Think about your answer, then reveal below.
Model answer: This is an illegitimate burden-shift. The person making the positive claim (life on other planets exists) bears the burden of providing supporting evidence. Demanding that others disprove the claim before it can be rejected inverts the proper epistemic relationship: the claimant must first establish a prima facie case before the respondent is obligated to rebut it. Until evidence is offered, simple non-acceptance is a rational default.

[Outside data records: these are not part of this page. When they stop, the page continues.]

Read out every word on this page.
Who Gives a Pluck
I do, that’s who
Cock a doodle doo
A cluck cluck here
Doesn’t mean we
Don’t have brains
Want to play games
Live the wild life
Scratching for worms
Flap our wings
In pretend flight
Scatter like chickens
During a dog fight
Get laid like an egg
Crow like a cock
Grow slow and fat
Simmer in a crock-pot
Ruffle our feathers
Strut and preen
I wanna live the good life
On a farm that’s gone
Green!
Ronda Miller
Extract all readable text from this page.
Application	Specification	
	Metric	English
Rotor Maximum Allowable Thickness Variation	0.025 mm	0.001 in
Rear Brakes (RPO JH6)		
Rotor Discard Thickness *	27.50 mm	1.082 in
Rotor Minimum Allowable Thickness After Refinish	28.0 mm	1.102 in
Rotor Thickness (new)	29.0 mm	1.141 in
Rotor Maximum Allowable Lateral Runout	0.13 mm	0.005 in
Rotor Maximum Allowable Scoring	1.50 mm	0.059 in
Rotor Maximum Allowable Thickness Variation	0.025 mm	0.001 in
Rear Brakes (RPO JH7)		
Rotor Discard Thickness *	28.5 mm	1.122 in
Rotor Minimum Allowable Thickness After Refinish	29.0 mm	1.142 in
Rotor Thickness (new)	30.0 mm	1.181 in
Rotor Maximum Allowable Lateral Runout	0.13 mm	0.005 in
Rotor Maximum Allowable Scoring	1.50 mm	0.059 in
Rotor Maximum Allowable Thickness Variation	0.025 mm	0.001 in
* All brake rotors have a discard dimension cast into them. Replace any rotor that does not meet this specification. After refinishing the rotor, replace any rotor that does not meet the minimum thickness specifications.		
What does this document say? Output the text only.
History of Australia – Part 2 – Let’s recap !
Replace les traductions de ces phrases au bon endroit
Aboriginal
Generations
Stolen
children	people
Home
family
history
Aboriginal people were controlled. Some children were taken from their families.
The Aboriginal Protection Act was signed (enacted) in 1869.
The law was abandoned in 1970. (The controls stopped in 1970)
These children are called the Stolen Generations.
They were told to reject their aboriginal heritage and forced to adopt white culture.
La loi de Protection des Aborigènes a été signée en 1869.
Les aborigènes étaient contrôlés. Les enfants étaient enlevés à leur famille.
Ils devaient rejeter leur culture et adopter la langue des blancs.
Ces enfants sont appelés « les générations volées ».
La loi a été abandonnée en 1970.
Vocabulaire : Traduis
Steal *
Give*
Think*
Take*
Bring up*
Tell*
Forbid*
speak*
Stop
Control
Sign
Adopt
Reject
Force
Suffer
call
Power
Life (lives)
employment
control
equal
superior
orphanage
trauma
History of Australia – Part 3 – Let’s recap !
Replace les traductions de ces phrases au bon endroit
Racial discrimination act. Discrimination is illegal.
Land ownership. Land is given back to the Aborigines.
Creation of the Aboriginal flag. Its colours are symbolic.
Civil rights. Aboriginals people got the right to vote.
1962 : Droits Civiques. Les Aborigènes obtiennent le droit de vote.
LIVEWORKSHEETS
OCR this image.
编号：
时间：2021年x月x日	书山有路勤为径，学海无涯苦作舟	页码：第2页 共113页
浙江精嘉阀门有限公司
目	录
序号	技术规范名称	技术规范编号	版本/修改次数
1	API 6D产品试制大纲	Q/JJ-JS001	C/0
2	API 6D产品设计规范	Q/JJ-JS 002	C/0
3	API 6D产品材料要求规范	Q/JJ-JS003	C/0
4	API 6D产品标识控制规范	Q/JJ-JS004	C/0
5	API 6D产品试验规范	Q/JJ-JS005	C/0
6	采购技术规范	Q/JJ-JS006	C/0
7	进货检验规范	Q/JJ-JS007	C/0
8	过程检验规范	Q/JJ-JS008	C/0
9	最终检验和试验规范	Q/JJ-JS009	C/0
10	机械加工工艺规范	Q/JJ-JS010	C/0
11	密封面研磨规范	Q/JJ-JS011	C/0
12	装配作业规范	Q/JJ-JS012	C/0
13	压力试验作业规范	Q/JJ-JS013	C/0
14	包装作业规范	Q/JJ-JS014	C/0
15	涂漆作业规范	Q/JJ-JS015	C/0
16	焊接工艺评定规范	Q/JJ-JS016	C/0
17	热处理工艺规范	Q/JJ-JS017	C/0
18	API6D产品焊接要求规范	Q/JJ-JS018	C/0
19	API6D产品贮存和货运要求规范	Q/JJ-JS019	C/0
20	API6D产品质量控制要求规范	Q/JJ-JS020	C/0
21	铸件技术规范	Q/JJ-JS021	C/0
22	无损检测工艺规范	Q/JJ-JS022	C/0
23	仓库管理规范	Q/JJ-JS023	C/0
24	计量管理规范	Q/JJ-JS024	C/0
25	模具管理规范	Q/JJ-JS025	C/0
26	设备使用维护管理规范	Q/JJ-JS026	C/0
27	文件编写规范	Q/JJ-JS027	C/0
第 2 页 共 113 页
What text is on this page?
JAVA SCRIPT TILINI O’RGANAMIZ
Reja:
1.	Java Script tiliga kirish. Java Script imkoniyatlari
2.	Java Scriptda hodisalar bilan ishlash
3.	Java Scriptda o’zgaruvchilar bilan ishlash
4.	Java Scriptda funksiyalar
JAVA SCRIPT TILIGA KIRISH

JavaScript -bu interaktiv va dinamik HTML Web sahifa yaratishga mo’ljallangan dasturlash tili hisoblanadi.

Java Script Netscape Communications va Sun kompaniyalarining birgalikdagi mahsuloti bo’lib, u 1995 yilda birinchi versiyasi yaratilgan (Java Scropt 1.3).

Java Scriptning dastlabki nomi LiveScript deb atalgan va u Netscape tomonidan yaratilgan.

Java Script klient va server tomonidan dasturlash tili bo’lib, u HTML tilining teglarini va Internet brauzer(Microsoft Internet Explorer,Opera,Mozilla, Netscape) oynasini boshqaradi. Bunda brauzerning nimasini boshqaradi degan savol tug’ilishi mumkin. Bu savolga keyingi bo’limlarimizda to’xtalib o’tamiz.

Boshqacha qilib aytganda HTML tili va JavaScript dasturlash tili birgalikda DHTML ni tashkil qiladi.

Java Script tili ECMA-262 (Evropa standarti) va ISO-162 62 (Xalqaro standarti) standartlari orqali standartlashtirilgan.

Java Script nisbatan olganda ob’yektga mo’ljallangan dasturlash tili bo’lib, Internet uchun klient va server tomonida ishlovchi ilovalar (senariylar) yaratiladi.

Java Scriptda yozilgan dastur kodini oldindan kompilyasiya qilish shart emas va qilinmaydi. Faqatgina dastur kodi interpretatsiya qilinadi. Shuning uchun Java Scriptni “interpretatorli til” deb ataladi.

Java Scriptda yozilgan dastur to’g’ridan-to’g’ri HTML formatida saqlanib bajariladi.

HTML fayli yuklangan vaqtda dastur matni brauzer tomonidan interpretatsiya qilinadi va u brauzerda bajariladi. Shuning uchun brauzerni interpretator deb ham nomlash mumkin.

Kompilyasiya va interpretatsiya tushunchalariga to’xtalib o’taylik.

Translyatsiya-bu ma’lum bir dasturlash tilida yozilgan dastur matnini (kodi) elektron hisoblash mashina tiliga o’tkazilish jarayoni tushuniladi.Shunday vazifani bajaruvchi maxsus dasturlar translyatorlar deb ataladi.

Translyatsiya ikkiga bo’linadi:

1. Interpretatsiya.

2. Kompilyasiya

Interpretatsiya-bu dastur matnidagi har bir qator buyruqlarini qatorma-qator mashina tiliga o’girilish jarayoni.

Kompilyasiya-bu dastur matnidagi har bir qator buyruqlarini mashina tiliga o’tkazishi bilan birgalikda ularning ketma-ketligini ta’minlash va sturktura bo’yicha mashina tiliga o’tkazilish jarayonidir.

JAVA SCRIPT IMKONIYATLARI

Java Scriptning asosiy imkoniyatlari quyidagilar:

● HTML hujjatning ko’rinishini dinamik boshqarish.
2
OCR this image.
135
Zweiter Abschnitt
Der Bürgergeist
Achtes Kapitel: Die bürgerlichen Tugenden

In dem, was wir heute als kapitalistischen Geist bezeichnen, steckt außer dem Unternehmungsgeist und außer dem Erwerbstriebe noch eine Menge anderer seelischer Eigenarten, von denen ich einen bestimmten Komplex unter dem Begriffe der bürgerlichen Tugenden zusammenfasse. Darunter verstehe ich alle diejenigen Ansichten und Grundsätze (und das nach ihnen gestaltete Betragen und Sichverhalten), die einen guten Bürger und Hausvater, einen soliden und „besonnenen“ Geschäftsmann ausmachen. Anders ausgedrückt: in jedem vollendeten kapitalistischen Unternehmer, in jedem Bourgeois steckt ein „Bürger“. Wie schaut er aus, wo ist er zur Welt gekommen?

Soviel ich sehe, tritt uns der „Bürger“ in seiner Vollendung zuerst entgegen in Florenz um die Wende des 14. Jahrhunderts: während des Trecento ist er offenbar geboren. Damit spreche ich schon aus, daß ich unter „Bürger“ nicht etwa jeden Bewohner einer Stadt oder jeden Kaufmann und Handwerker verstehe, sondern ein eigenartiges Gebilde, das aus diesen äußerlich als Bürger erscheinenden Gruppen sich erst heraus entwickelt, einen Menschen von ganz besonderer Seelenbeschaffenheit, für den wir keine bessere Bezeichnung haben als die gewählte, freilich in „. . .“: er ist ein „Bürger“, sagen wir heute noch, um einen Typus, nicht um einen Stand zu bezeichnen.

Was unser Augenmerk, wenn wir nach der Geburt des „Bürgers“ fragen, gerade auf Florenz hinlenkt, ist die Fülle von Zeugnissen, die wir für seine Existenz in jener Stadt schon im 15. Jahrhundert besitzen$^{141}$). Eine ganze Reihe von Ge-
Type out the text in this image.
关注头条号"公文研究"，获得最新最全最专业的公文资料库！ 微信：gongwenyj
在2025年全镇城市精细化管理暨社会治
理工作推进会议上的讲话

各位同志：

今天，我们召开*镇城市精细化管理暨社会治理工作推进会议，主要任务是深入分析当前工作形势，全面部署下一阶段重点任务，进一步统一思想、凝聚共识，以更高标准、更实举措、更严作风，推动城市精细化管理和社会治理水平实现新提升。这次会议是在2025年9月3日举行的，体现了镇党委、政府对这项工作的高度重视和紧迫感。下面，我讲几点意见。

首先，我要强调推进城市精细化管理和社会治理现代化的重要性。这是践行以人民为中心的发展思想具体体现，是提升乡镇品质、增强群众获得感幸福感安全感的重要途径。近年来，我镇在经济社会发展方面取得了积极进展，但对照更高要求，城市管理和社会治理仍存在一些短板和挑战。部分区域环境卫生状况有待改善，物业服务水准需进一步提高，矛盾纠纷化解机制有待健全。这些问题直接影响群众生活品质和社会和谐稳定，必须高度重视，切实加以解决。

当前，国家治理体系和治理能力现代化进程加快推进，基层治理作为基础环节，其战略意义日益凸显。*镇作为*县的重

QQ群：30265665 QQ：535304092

This is sometimes called 'shifting the burden' or invoking 'Russell's teapot' territory. Bertrand Russell illustrated this with the claim that a teapot orbits the sun between Earth and Mars — the fact that no one can disprove it does not oblige us to accept it. The burden lies with whoever makes the positive existential assertion.
Question 2 True / False
Extraordinary claims require stronger evidence than ordinary claims before rational acceptance.
TTrue
FFalse
Answer: True
This is the asymmetry principle in burden-of-proof reasoning. An ordinary claim ('I had coffee this morning') aligns with routine background knowledge and requires minimal support. An extraordinary claim ('I communicated with the dead') conflicts with well-established background knowledge, so the evidence required before rational agents should update significantly is correspondingly high. The threshold shifts with how far the claim departs from what we already have reason to believe.